My question is did I mess up the batch? Should I continue to leave in the carboy for another week & half as called for in the receipe or should I bottle it now, The OG was 1058 and the FG is 1011.

Definitely not a good idea to pour as you definitely oxygenated your beer. You REALLY want to try to avoid that at all costs.

I would let it runs its course and make sure when you bottle it, that you siphon instead of pour into your bottling bucket.

I seriously doubt the batch is ruined, but it probably could be better. Look at what you have learned already.

Also, looking into making yeast starters if your gravity is over about 1.045 on future batches.

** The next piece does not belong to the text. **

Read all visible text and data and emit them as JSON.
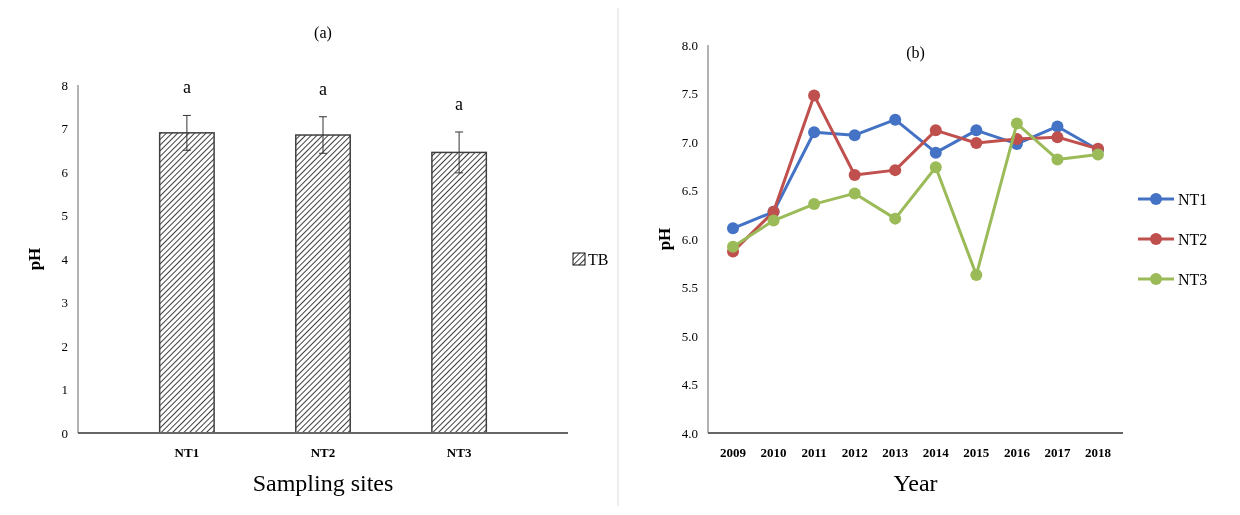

If you did not control your fermentation temps, this is very important as well. Do a search on “Swamp Coolers” for ideas on inexpensive ways to control fermentation temps

Thanks, I kept the beer in the basement it started off at 22C but for most of the time it was between 18-20C, based on it being oxegenated will it have an off taste?

I’m going to disagree with 560sdl on “running it’s course”.

Get the beer in the bottles as soon as possible. It’s already been sitting for 3 weeks. It’s aged enough.

Oxygen post fermentation also leads to staling of the beer.

Fill anything you can. Plastic soda bottles work great. You can give them away (if the beer is ok) and not worry about getting them back. Fill the bottle, squeeze the O2 out and screw the cap on. They will expand as CO2 is formed.

Whether you bottle now or in a week the potential damage is done. You might as well get it in the bottles and drink it if it’s any good. If it’s not, that sucks but dump it if you can’t picture yourself pounding 50 bottles of it and start another one knowing what you now know. I’d also save one bottle just to compare to a new batch to see the difference.